Des vieillards, d’une vigueur que les flammes de mon enfance ne rendaient en rien pâlissante. Chacun, à leur manière, ils furent à la fois arbres et soleil de ma vie ; et moi tantôt le vers de terre, parfois l’oiseau, qui se nourrissait de leur substance, de leurs fruits mûrs; bien à l’abri du danger, sous leurs ombres protectrices, comme des éclairs de lumière lunaires face aux ardeurs d'un flambeau céleste. Parfois leur silhouette se faisaient oppressante ; colérique, mais toujours animées d’une certaine justesse, irréprochable, d'un certain point de vue. Car ces colères étaient inspirées par une logique qui leur aura permis de survivre à une des plus périlleuses périodes de l’Algérie moderne.
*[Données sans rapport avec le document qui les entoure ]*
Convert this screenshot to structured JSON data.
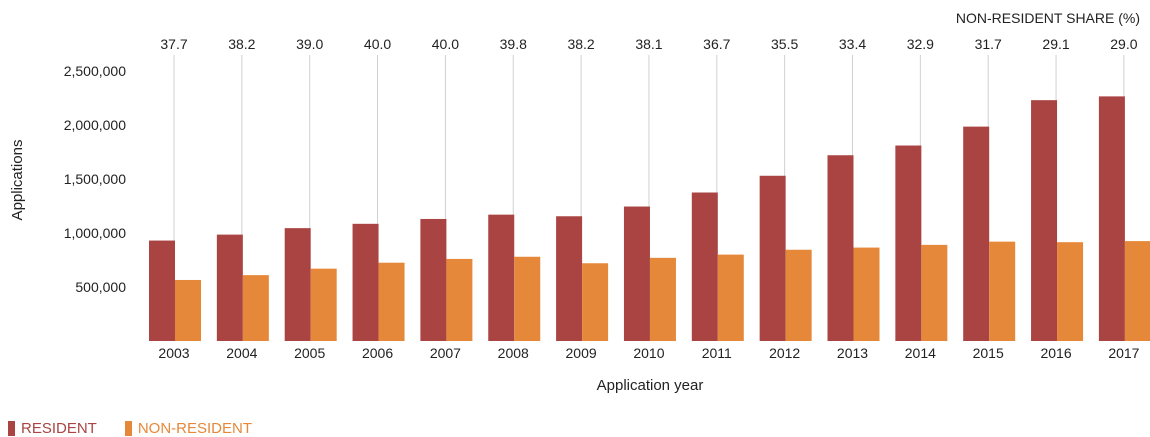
{
  "chart_data": {
    "type": "bar",
    "categories": [
      "2003",
      "2004",
      "2005",
      "2006",
      "2007",
      "2008",
      "2009",
      "2010",
      "2011",
      "2012",
      "2013",
      "2014",
      "2015",
      "2016",
      "2017"
    ],
    "series": [
      {
        "name": "RESIDENT",
        "color": "#a94442",
        "values": [
          930000,
          985000,
          1045000,
          1085000,
          1130000,
          1170000,
          1155000,
          1245000,
          1375000,
          1530000,
          1720000,
          1810000,
          1985000,
          2230000,
          2265000
        ]
      },
      {
        "name": "NON-RESIDENT",
        "color": "#e6883a",
        "values": [
          565000,
          610000,
          670000,
          725000,
          760000,
          780000,
          720000,
          770000,
          800000,
          845000,
          865000,
          890000,
          920000,
          915000,
          925000
        ]
      }
    ],
    "share_label": "NON-RESIDENT SHARE (%)",
    "share_values": [
      "37.7",
      "38.2",
      "39.0",
      "40.0",
      "40.0",
      "39.8",
      "38.2",
      "38.1",
      "36.7",
      "35.5",
      "33.4",
      "32.9",
      "31.7",
      "29.1",
      "29.0"
    ],
    "xlabel": "Application year",
    "ylabel": "Applications",
    "y_ticks": [
      500000,
      1000000,
      1500000,
      2000000,
      2500000
    ],
    "y_tick_labels": [
      "500,000",
      "1,000,000",
      "1,500,000",
      "2,000,000",
      "2,500,000"
    ],
    "ylim": [
      0,
      2500000
    ],
    "grid": "vertical",
    "legend_position": "bottom-left"
  }
}
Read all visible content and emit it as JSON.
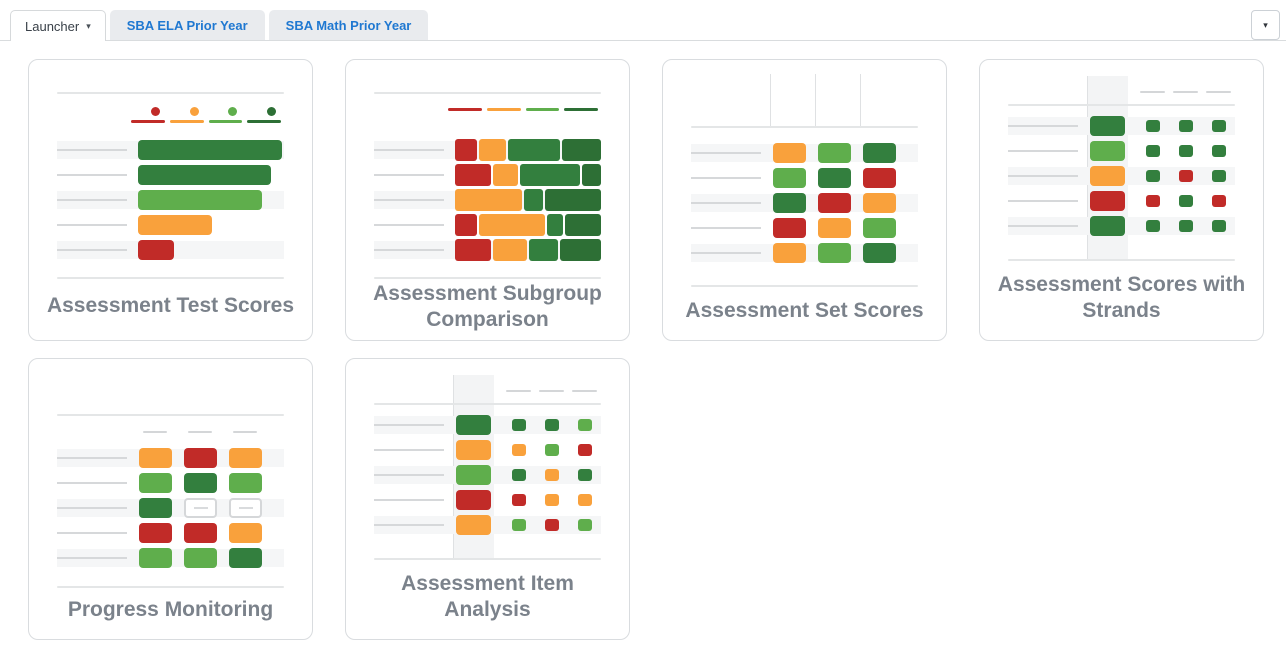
{
  "tabbar": {
    "launcher": {
      "label": "Launcher"
    },
    "tabs": [
      {
        "label": "SBA ELA Prior Year"
      },
      {
        "label": "SBA Math Prior Year"
      }
    ]
  },
  "icons": {
    "caret_down": "▾"
  },
  "palette": {
    "red": "#c12b28",
    "orange": "#f9a13c",
    "lightgreen": "#5fae4c",
    "green": "#337f3e",
    "darkgreen": "#2d6f35",
    "stripe": "#f5f6f7",
    "rule": "#e4e6e7",
    "tab_blue": "#1f78d1",
    "title_gray": "#7b828b"
  },
  "cards": [
    {
      "id": "assessment-test-scores",
      "title": "Assessment Test Scores",
      "thumbnail": {
        "type": "bars",
        "legend": {
          "dots": true,
          "colors": [
            "red",
            "orange",
            "lightgreen",
            "darkgreen"
          ]
        },
        "rows": [
          {
            "color": "green",
            "pct": 97
          },
          {
            "color": "green",
            "pct": 90
          },
          {
            "color": "lightgreen",
            "pct": 84
          },
          {
            "color": "orange",
            "pct": 50
          },
          {
            "color": "red",
            "pct": 24
          }
        ]
      }
    },
    {
      "id": "assessment-subgroup-comparison",
      "title": "Assessment Subgroup Comparison",
      "thumbnail": {
        "type": "stacked",
        "legend": {
          "dots": false,
          "colors": [
            "red",
            "orange",
            "lightgreen",
            "darkgreen"
          ]
        },
        "rows": [
          {
            "segments": [
              [
                "red",
                15
              ],
              [
                "orange",
                19
              ],
              [
                "green",
                36
              ],
              [
                "darkgreen",
                27
              ]
            ]
          },
          {
            "segments": [
              [
                "red",
                25
              ],
              [
                "orange",
                17
              ],
              [
                "green",
                41
              ],
              [
                "darkgreen",
                13
              ]
            ]
          },
          {
            "segments": [
              [
                "orange",
                46
              ],
              [
                "green",
                13
              ],
              [
                "darkgreen",
                38
              ]
            ]
          },
          {
            "segments": [
              [
                "red",
                15
              ],
              [
                "orange",
                45
              ],
              [
                "green",
                11
              ],
              [
                "darkgreen",
                25
              ]
            ]
          },
          {
            "segments": [
              [
                "red",
                25
              ],
              [
                "orange",
                23
              ],
              [
                "green",
                20
              ],
              [
                "darkgreen",
                28
              ]
            ]
          }
        ]
      }
    },
    {
      "id": "assessment-set-scores",
      "title": "Assessment Set Scores",
      "thumbnail": {
        "type": "grid",
        "ticks": true,
        "dashes": false,
        "rows": [
          [
            "orange",
            "lightgreen",
            "green"
          ],
          [
            "lightgreen",
            "green",
            "red"
          ],
          [
            "green",
            "red",
            "orange"
          ],
          [
            "red",
            "orange",
            "lightgreen"
          ],
          [
            "orange",
            "lightgreen",
            "green"
          ]
        ]
      }
    },
    {
      "id": "assessment-scores-with-strands",
      "title": "Assessment Scores with Strands",
      "thumbnail": {
        "type": "strands",
        "rows": [
          {
            "main": "green",
            "cells": [
              "green",
              "green",
              "green"
            ]
          },
          {
            "main": "lightgreen",
            "cells": [
              "green",
              "green",
              "green"
            ]
          },
          {
            "main": "orange",
            "cells": [
              "green",
              "red",
              "green"
            ]
          },
          {
            "main": "red",
            "cells": [
              "red",
              "green",
              "red"
            ]
          },
          {
            "main": "green",
            "cells": [
              "green",
              "green",
              "green"
            ]
          }
        ]
      }
    },
    {
      "id": "progress-monitoring",
      "title": "Progress Monitoring",
      "thumbnail": {
        "type": "grid",
        "ticks": false,
        "dashes": true,
        "rows": [
          [
            "orange",
            "red",
            "orange"
          ],
          [
            "lightgreen",
            "green",
            "lightgreen"
          ],
          [
            "green",
            "empty",
            "empty"
          ],
          [
            "red",
            "red",
            "orange"
          ],
          [
            "lightgreen",
            "lightgreen",
            "green"
          ]
        ]
      }
    },
    {
      "id": "assessment-item-analysis",
      "title": "Assessment Item Analysis",
      "thumbnail": {
        "type": "strands",
        "rows": [
          {
            "main": "green",
            "cells": [
              "green",
              "green",
              "lightgreen"
            ]
          },
          {
            "main": "orange",
            "cells": [
              "orange",
              "lightgreen",
              "red"
            ]
          },
          {
            "main": "lightgreen",
            "cells": [
              "green",
              "orange",
              "green"
            ]
          },
          {
            "main": "red",
            "cells": [
              "red",
              "orange",
              "orange"
            ]
          },
          {
            "main": "orange",
            "cells": [
              "lightgreen",
              "red",
              "lightgreen"
            ]
          }
        ]
      }
    }
  ]
}
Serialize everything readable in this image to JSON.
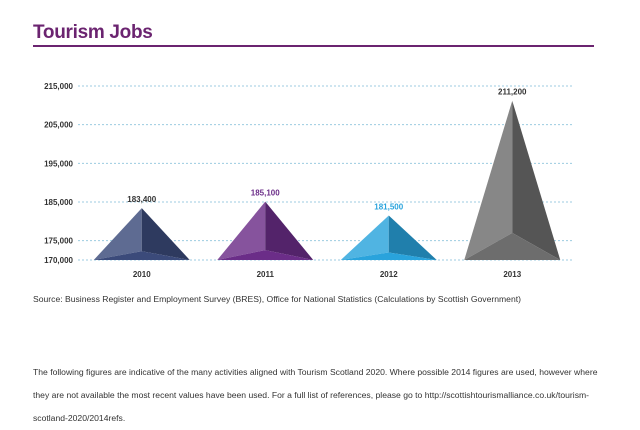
{
  "title": "Tourism Jobs",
  "colors": {
    "title": "#6b2470",
    "grid": "#9ccbe0",
    "bars": [
      "#3b4a7a",
      "#6b2d88",
      "#29a3dc",
      "#6d6d6d"
    ],
    "value_labels": [
      "#333333",
      "#6b2d88",
      "#29a3dc",
      "#333333"
    ]
  },
  "chart_data": {
    "type": "bar",
    "mark_style": "pyramid",
    "categories": [
      "2010",
      "2011",
      "2012",
      "2013"
    ],
    "values": [
      183400,
      185100,
      181500,
      211200
    ],
    "value_labels": [
      "183,400",
      "185,100",
      "181,500",
      "211,200"
    ],
    "yticks": [
      170000,
      175000,
      185000,
      195000,
      205000,
      215000
    ],
    "ytick_labels": [
      "170,000",
      "175,000",
      "185,000",
      "195,000",
      "205,000",
      "215,000"
    ],
    "ylim": [
      170000,
      215000
    ],
    "grid": true,
    "grid_style": "dashed",
    "xlabel": "",
    "ylabel": ""
  },
  "source": "Source: Business Register and Employment Survey (BRES), Office for National Statistics (Calculations by Scottish Government)",
  "note": "The following figures are indicative of the many activities aligned with Tourism Scotland 2020. Where possible 2014 figures are used, however where they are not available the most recent values have been used. For a full list of references, please go to http://scottishtourismalliance.co.uk/tourism-scotland-2020/2014refs."
}
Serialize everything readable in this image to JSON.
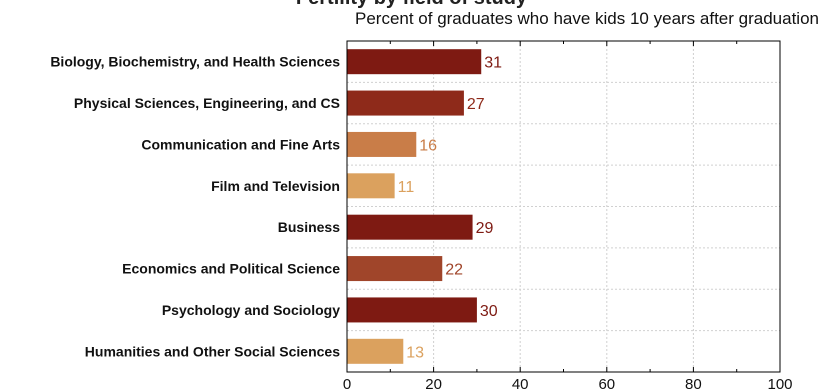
{
  "header": {
    "title": "Fertility by field of study",
    "subtitle": "Percent of graduates who have kids 10 years after graduation"
  },
  "chart_data": {
    "type": "bar",
    "orientation": "horizontal",
    "title": "Fertility by field of study",
    "subtitle": "Percent of graduates who have kids 10 years after graduation",
    "xlabel": "",
    "ylabel": "",
    "xlim": [
      0,
      100
    ],
    "x_ticks": [
      0,
      20,
      40,
      60,
      80,
      100
    ],
    "grid": true,
    "legend": "none",
    "categories": [
      "Biology, Biochemistry, and Health Sciences",
      "Physical Sciences, Engineering, and CS",
      "Communication and Fine Arts",
      "Film and Television",
      "Business",
      "Economics and Political Science",
      "Psychology and Sociology",
      "Humanities and Other Social Sciences"
    ],
    "values": [
      31,
      27,
      16,
      11,
      29,
      22,
      30,
      13
    ],
    "colors": [
      "#7e1a12",
      "#8e2a1a",
      "#c97d48",
      "#dba15e",
      "#7e1a12",
      "#a0452a",
      "#7e1a12",
      "#dba15e"
    ]
  }
}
Si une telle époque revenait, comme ce fut déjà le cas depuis, serions-nous équipés de toutes les armes qui ont permis à nos ancêtres de survivre ? La génération qui aura subi de plein fouet la décennie de sang, n’a-t-elle pas été justement détroussée de telles armes mentales et comportementales contre la barbarie des empires industriels ?
Avec le recul, je me dis qu’ils étaient eux-mêmes le produit d’un temps algérien révolu ; autant qu’il porte encore dans ses logiques et morales bien des clefs de notre avenir. Certaines d’entre elles peuvent nous mener vers une écologie algérienne à la fois moderne, universelle, certes, mais bien particulière aussi. D’autres, doivent nous inviter à réaliser les limites de tels modèles ancestraux, comme, en grandissant, j’ai tenté de comprendre en quoi ces Algériens n’avaient pas toutes les armes en main pour affronter un Monde qui allait avoir raison de la nature profonde de leurs enfants.
Je ne saurais donc idéaliser autant ces héros et héroïnes de mon enfance algérienne, comme je suis revenu sur le cas de bien de mes idoles de petit parisien algérien. Pour moi, ils étaient déjà les victimes d’une vaste opération mondiale de dénaturation de la nature humaine. A bien des égards, ce qu’on leur aura fait subir peut être considéré comme le laboratoire de la nature humaine post-moderne que nous allons bientôt subir de plein fouet. Au détail près que ces anciens étaient encore munis d’un logiciel de valeurs, ainsi que de savoirs faire qui leur a permis de lutter assez efficacement contre une certaine forme de colonialisme des esprits qui aura dépassé de bien loin les seules frontières du territoire algérien.
C’est donc dans cette matrice empirique qu’il faudrait aussi chercher des principes, et non seulement des règles pour la modernité d’une Algérie qui n’avance pas, à force d’oublier pourquoi il est seulement nécessaire de savoir reculer d’un pas avant d’avancer vers l’inconnu.